Source: OSHA, April 2001, https://www.osha.gov/needlesticks/needlefact.html
Safe medical devices
Manufacturers of medical devices, in particular, sharps – continue to respond to the need for safe medical devices.
Terumo Medical Products’ safety hypo line offers a safety device that can be activated multiple ways – finger, thumb, hard surface – to accommodate nurse preference or current practices, says Bob Klock, director of sales and marketing. The hypo line reduces training and the likelihood of sticks with change in procedures.
Nurses may resist if they have to change current practices, or if administration makes it difficult to change, says Klock. “We try to minimize that.”
Even today, almost 17 years since the Needlestick Safety and Prevention Act was signed, many physician practices still resist the difference in price between conventional and safety products, says Klock. But that may be changing. “Larger groups…are mandating safety as they buy up practices. I feel that as more practices get bought up by IDNs and groups, there will be more usage.”
SUBHEAD: B Braun
Cheryl Wozniak, product director for vascular access at B. Braun Medical, believes healthcare providers have done a good job moving to needlestick-prevention devices, however, there is room for improvement in safety-engineered device selection.
Recent Global Healthcare Exchange (GHX) data shows that providers continue to use active safety devices – that is, those that require clinicians to activate the safety mechanism – about 66 percent of the time, while passive safety devices – those that engage automatically – are only used 34 percent of the time, Wozniak points out. “There needs to be a concerted effort for all healthcare organizations to use the safety engineered technology that does not require the clinician to activate the device’s safety feature,” but that engages automatically, she says.

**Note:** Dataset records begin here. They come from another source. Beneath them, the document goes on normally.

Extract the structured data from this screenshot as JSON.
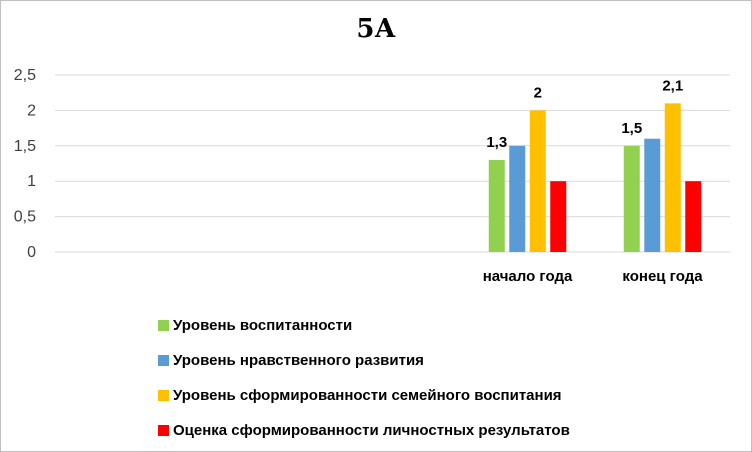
{
  "chart_data": {
    "type": "bar",
    "title": "5А",
    "categories": [
      "",
      "",
      "",
      "начало года",
      "конец года"
    ],
    "ylim": [
      0,
      2.5
    ],
    "yticks": [
      "0",
      "0,5",
      "1",
      "1,5",
      "2",
      "2,5"
    ],
    "grid": true,
    "legend_position": "bottom-left",
    "series": [
      {
        "name": "Уровень воспитанности",
        "color": "#92d050",
        "values": [
          null,
          null,
          null,
          1.3,
          1.5
        ],
        "labels": [
          null,
          null,
          null,
          "1,3",
          "1,5"
        ]
      },
      {
        "name": "Уровень нравственного развития",
        "color": "#5b9bd5",
        "values": [
          null,
          null,
          null,
          1.5,
          1.6
        ],
        "labels": [
          null,
          null,
          null,
          null,
          null
        ]
      },
      {
        "name": "Уровень сформированности семейного воспитания",
        "color": "#ffc000",
        "values": [
          null,
          null,
          null,
          2.0,
          2.1
        ],
        "labels": [
          null,
          null,
          null,
          "2",
          "2,1"
        ]
      },
      {
        "name": "Оценка сформированности личностных результатов",
        "color": "#ff0000",
        "values": [
          null,
          null,
          null,
          1.0,
          1.0
        ],
        "labels": [
          null,
          null,
          null,
          null,
          null
        ]
      }
    ]
  }
}
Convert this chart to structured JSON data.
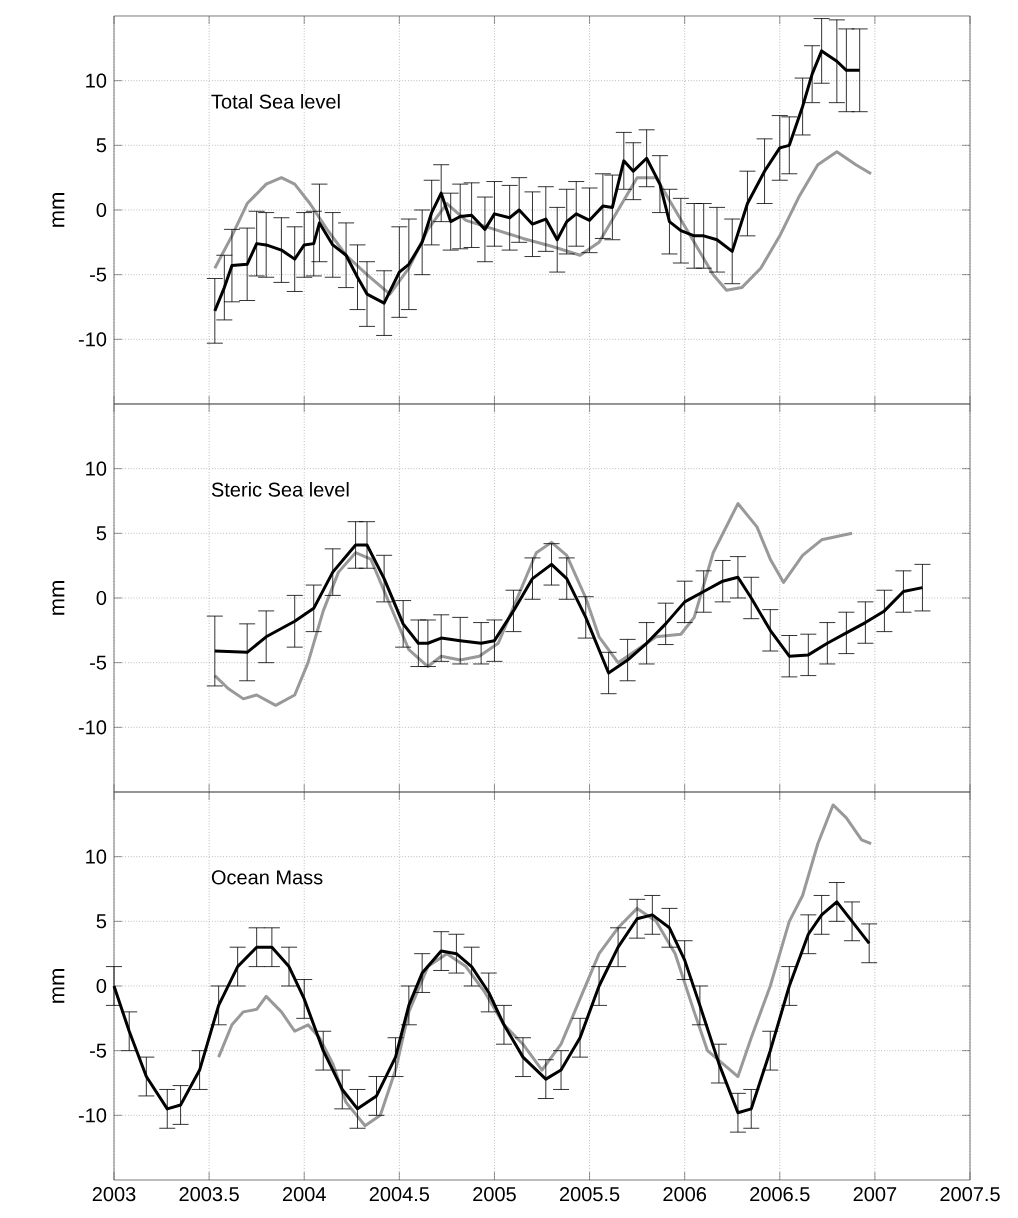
{
  "chart_data": [
    {
      "type": "line",
      "ylabel": "mm",
      "annotations": [
        "Total Sea level"
      ],
      "xlim": [
        2003,
        2007.5
      ],
      "xticks": [
        2003,
        2003.5,
        2004,
        2004.5,
        2005,
        2005.5,
        2006,
        2006.5,
        2007,
        2007.5
      ],
      "ylim": [
        -15,
        15
      ],
      "yticks": [
        -10,
        -5,
        0,
        5,
        10
      ],
      "grid": true,
      "tick_labels": "y",
      "series": [
        {
          "color": "#999999",
          "x": [
            2003.53,
            2003.62,
            2003.7,
            2003.8,
            2003.88,
            2003.95,
            2004.03,
            2004.12,
            2004.22,
            2004.33,
            2004.45,
            2004.55,
            2004.65,
            2004.75,
            2004.85,
            2005.0,
            2005.15,
            2005.3,
            2005.45,
            2005.55,
            2005.65,
            2005.75,
            2005.85,
            2005.95,
            2006.05,
            2006.15,
            2006.22,
            2006.3,
            2006.4,
            2006.5,
            2006.6,
            2006.7,
            2006.8,
            2006.9,
            2006.98
          ],
          "values": [
            -4.5,
            -2,
            0.5,
            2,
            2.5,
            2,
            0.5,
            -1.5,
            -3.5,
            -5,
            -6.5,
            -4.5,
            -1.5,
            0.5,
            -0.8,
            -1.5,
            -2.2,
            -2.8,
            -3.5,
            -2.5,
            0,
            2.5,
            2.5,
            0,
            -2.5,
            -5,
            -6.2,
            -6,
            -4.5,
            -2,
            1,
            3.5,
            4.5,
            3.5,
            2.8
          ]
        },
        {
          "color": "#000000",
          "x": [
            2003.53,
            2003.58,
            2003.62,
            2003.7,
            2003.75,
            2003.8,
            2003.88,
            2003.95,
            2004.0,
            2004.05,
            2004.08,
            2004.15,
            2004.22,
            2004.28,
            2004.33,
            2004.42,
            2004.5,
            2004.55,
            2004.62,
            2004.67,
            2004.72,
            2004.77,
            2004.82,
            2004.88,
            2004.95,
            2005.0,
            2005.08,
            2005.13,
            2005.2,
            2005.27,
            2005.33,
            2005.38,
            2005.43,
            2005.5,
            2005.57,
            2005.62,
            2005.68,
            2005.73,
            2005.8,
            2005.87,
            2005.92,
            2005.98,
            2006.05,
            2006.1,
            2006.17,
            2006.25,
            2006.33,
            2006.42,
            2006.5,
            2006.55,
            2006.62,
            2006.67,
            2006.72,
            2006.8,
            2006.85,
            2006.92
          ],
          "values": [
            -7.8,
            -6,
            -4.3,
            -4.2,
            -2.6,
            -2.7,
            -3.1,
            -3.8,
            -2.7,
            -2.6,
            -1,
            -2.7,
            -3.5,
            -5.2,
            -6.5,
            -7.2,
            -4.8,
            -4.2,
            -2.5,
            -0.2,
            1.3,
            -0.9,
            -0.5,
            -0.4,
            -1.5,
            -0.3,
            -0.6,
            0,
            -1.1,
            -0.7,
            -2.3,
            -0.9,
            -0.3,
            -0.8,
            0.3,
            0.2,
            3.8,
            3.0,
            4.0,
            2.0,
            -0.9,
            -1.6,
            -2.0,
            -2.0,
            -2.3,
            -3.2,
            0.5,
            3.0,
            4.8,
            5,
            8,
            10.5,
            12.3,
            11.5,
            10.8,
            10.8
          ],
          "errors": [
            2.5,
            2.5,
            2.8,
            2.8,
            2.5,
            2.5,
            2.5,
            2.5,
            2.5,
            2.5,
            3,
            2.5,
            2.5,
            2.5,
            2.5,
            2.5,
            3.5,
            3.5,
            2.5,
            2.5,
            2.2,
            2.2,
            2.5,
            2.5,
            2.5,
            2.5,
            2.5,
            2.5,
            2.5,
            2.5,
            2.5,
            2.5,
            2.5,
            2.5,
            2.5,
            2.5,
            2.2,
            2.2,
            2.2,
            2.2,
            2.5,
            2.5,
            2.5,
            2.5,
            2.5,
            2.5,
            2.5,
            2.5,
            2.5,
            2.2,
            2.2,
            2.2,
            2.5,
            3.2,
            3.2,
            3.2
          ]
        }
      ]
    },
    {
      "type": "line",
      "ylabel": "mm",
      "annotations": [
        "Steric Sea level"
      ],
      "xlim": [
        2003,
        2007.5
      ],
      "xticks": [
        2003,
        2003.5,
        2004,
        2004.5,
        2005,
        2005.5,
        2006,
        2006.5,
        2007,
        2007.5
      ],
      "ylim": [
        -15,
        15
      ],
      "yticks": [
        -10,
        -5,
        0,
        5,
        10
      ],
      "grid": true,
      "tick_labels": "y",
      "series": [
        {
          "color": "#999999",
          "x": [
            2003.53,
            2003.6,
            2003.68,
            2003.75,
            2003.85,
            2003.95,
            2004.02,
            2004.1,
            2004.18,
            2004.27,
            2004.35,
            2004.45,
            2004.55,
            2004.65,
            2004.72,
            2004.82,
            2004.92,
            2005.02,
            2005.12,
            2005.22,
            2005.3,
            2005.38,
            2005.48,
            2005.55,
            2005.65,
            2005.75,
            2005.85,
            2005.98,
            2006.05,
            2006.15,
            2006.28,
            2006.38,
            2006.45,
            2006.52,
            2006.62,
            2006.72,
            2006.88
          ],
          "values": [
            -6,
            -7,
            -7.8,
            -7.5,
            -8.3,
            -7.5,
            -5,
            -1,
            2,
            3.5,
            3,
            -0.5,
            -4,
            -5.3,
            -4.5,
            -4.8,
            -4.5,
            -3.5,
            0,
            3.5,
            4.3,
            3.3,
            0,
            -3,
            -5,
            -4,
            -3,
            -2.8,
            -1.5,
            3.5,
            7.3,
            5.5,
            3,
            1.2,
            3.3,
            4.5,
            5
          ]
        },
        {
          "color": "#000000",
          "x": [
            2003.53,
            2003.7,
            2003.8,
            2003.95,
            2004.05,
            2004.15,
            2004.27,
            2004.33,
            2004.42,
            2004.52,
            2004.6,
            2004.65,
            2004.72,
            2004.82,
            2004.93,
            2005.0,
            2005.1,
            2005.2,
            2005.3,
            2005.38,
            2005.48,
            2005.6,
            2005.7,
            2005.8,
            2005.9,
            2006.0,
            2006.1,
            2006.2,
            2006.28,
            2006.35,
            2006.45,
            2006.55,
            2006.65,
            2006.75,
            2006.85,
            2006.95,
            2007.05,
            2007.15,
            2007.25
          ],
          "values": [
            -4.1,
            -4.2,
            -3,
            -1.8,
            -0.8,
            2,
            4.1,
            4.1,
            1.5,
            -2,
            -3.5,
            -3.5,
            -3.1,
            -3.3,
            -3.5,
            -3.3,
            -1,
            1.5,
            2.6,
            1.5,
            -1.5,
            -5.8,
            -4.8,
            -3.5,
            -2,
            -0.3,
            0.5,
            1.3,
            1.6,
            0,
            -2.5,
            -4.5,
            -4.4,
            -3.5,
            -2.7,
            -1.9,
            -1,
            0.5,
            0.8
          ],
          "errors": [
            2.7,
            2.2,
            2,
            2,
            1.8,
            1.8,
            1.8,
            1.8,
            1.8,
            1.8,
            1.8,
            1.8,
            1.8,
            1.8,
            1.6,
            1.6,
            1.6,
            1.6,
            1.6,
            1.6,
            1.6,
            1.6,
            1.6,
            1.6,
            1.6,
            1.6,
            1.6,
            1.6,
            1.6,
            1.6,
            1.6,
            1.6,
            1.6,
            1.6,
            1.6,
            1.6,
            1.6,
            1.6,
            1.8
          ]
        }
      ]
    },
    {
      "type": "line",
      "ylabel": "mm",
      "annotations": [
        "Ocean Mass"
      ],
      "xlim": [
        2003,
        2007.5
      ],
      "xticks": [
        2003,
        2003.5,
        2004,
        2004.5,
        2005,
        2005.5,
        2006,
        2006.5,
        2007,
        2007.5
      ],
      "ylim": [
        -15,
        15
      ],
      "yticks": [
        -10,
        -5,
        0,
        5,
        10
      ],
      "grid": true,
      "series": [
        {
          "color": "#999999",
          "x": [
            2003.55,
            2003.62,
            2003.68,
            2003.75,
            2003.8,
            2003.88,
            2003.95,
            2004.02,
            2004.08,
            2004.15,
            2004.22,
            2004.32,
            2004.4,
            2004.48,
            2004.55,
            2004.65,
            2004.75,
            2004.85,
            2004.95,
            2005.05,
            2005.15,
            2005.25,
            2005.35,
            2005.45,
            2005.55,
            2005.65,
            2005.75,
            2005.85,
            2005.95,
            2006.05,
            2006.12,
            2006.2,
            2006.28,
            2006.35,
            2006.45,
            2006.55,
            2006.62,
            2006.7,
            2006.78,
            2006.85,
            2006.93,
            2006.98
          ],
          "values": [
            -5.5,
            -3,
            -2,
            -1.8,
            -0.8,
            -2,
            -3.5,
            -3,
            -4,
            -6,
            -9,
            -10.8,
            -10,
            -6.5,
            -2,
            1.5,
            2.5,
            1.5,
            -0.5,
            -3,
            -4.5,
            -6.5,
            -4.5,
            -1,
            2.5,
            4.5,
            6,
            5,
            2.5,
            -2,
            -5,
            -6,
            -7,
            -4,
            0,
            5,
            7,
            11,
            14,
            13,
            11.3,
            11
          ]
        },
        {
          "color": "#000000",
          "x": [
            2003.0,
            2003.08,
            2003.17,
            2003.28,
            2003.35,
            2003.45,
            2003.55,
            2003.65,
            2003.75,
            2003.83,
            2003.92,
            2004.0,
            2004.1,
            2004.2,
            2004.28,
            2004.38,
            2004.48,
            2004.55,
            2004.62,
            2004.72,
            2004.8,
            2004.88,
            2004.97,
            2005.05,
            2005.15,
            2005.27,
            2005.35,
            2005.45,
            2005.55,
            2005.65,
            2005.75,
            2005.83,
            2005.92,
            2006.0,
            2006.08,
            2006.18,
            2006.28,
            2006.35,
            2006.45,
            2006.55,
            2006.65,
            2006.72,
            2006.8,
            2006.88,
            2006.97
          ],
          "values": [
            0,
            -3.5,
            -7,
            -9.5,
            -9.2,
            -6.5,
            -1.5,
            1.5,
            3,
            3,
            1.5,
            -1,
            -5,
            -8,
            -9.5,
            -8.5,
            -5.5,
            -1.5,
            1,
            2.7,
            2.5,
            1.5,
            -0.5,
            -3,
            -5.5,
            -7.2,
            -6.5,
            -4,
            0,
            3,
            5.2,
            5.5,
            4.5,
            2,
            -1.5,
            -6,
            -9.8,
            -9.5,
            -5,
            0,
            4,
            5.5,
            6.5,
            5,
            3.3
          ],
          "errors": [
            1.5,
            1.5,
            1.5,
            1.5,
            1.5,
            1.5,
            1.5,
            1.5,
            1.5,
            1.5,
            1.5,
            1.5,
            1.5,
            1.5,
            1.5,
            1.5,
            1.5,
            1.5,
            1.5,
            1.5,
            1.5,
            1.5,
            1.5,
            1.5,
            1.5,
            1.5,
            1.5,
            1.5,
            1.5,
            1.5,
            1.5,
            1.5,
            1.5,
            1.5,
            1.5,
            1.5,
            1.5,
            1.5,
            1.5,
            1.5,
            1.5,
            1.5,
            1.5,
            1.5,
            1.5
          ]
        }
      ]
    }
  ]
}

Says Wozniak, the B. Braun Medical Introcan Safety® family of IV catheters with passive, automatic safety feature – the Introcan Safety 3 – is the only brand to offer one catheter with automatic needlestick protection and an option with multi-access blood control. Passive catheters are proven to be two times better than semi-automatic “push button” safety devices and three times better than a manually sliding shield., she points out, citing a 2010 article in Infection Control and Hospital Epidemiology. “With Introcan Safety 3 catheters, clinicians get the best of both worlds – automatic, passive needlestick and blood exposure protection.”